Twenty minutes later I was examined again. Yuck! I can't complain really, from conception to delivery I was only examined internally the grand total of four times. In those twenty minutes I had jumped from 2 cm to 10 cm. No wonder that bit hurt.
Catherine's heart rate was dipping again. All of a sudden there was a great mass movement. People everywhere. Doctors looking at the fetal heart traces and talking in hushed tones. If anything was going to scare us it was that.
Because of my bleeding problem I had said that I did not want to have a forceps or vacuum delivery. If this baby had the same bleeding problem as me the last thing that I wanted was any trauma to her head. I can remember someone saying quite firmly, "We'd better get her to surgery fast." And we were off.
The birthing classes that I took while pregnant were run through the Community Midwifery Program. It was an active birthing workshop and we had a blast. We learned yoga poses, massage, swaying and rocking -- none of which I could remember during the labor. The blood pressure medication rendered me stupid. I couldn't focus on anything or anyone let alone tie myself in knots and think of rolling green hills and meditate.
The only thing that I could remember to do was the low guttural moaning that was meant to relax the pelvic floor and help things move downwards. As they took my down to the surgery room, I have been told that you could hear me moaning on other floors.

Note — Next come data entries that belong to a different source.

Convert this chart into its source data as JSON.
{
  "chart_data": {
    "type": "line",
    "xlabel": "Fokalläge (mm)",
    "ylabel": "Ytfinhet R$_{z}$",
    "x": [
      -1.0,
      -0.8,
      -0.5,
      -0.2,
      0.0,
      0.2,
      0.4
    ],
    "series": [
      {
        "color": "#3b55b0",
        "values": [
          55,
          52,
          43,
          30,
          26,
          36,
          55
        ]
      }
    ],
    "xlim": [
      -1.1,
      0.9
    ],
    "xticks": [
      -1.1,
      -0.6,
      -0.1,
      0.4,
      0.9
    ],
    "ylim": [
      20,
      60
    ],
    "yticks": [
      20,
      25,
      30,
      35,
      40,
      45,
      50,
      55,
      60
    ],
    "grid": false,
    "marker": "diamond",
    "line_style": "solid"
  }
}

How embarrassing! Mind you, at the time I had no idea.
As I was wheeled out of the elevator and into the surgery room, the midwife told me that there was time for one last push, so I pushed. There was the doctor with his drugs in hand waiting to knock me out and then he looked and saw that Catherine was just about here. Where the heck was Andrew? I couldn't do this without him. Suddenly he was there and then, so was Catherine.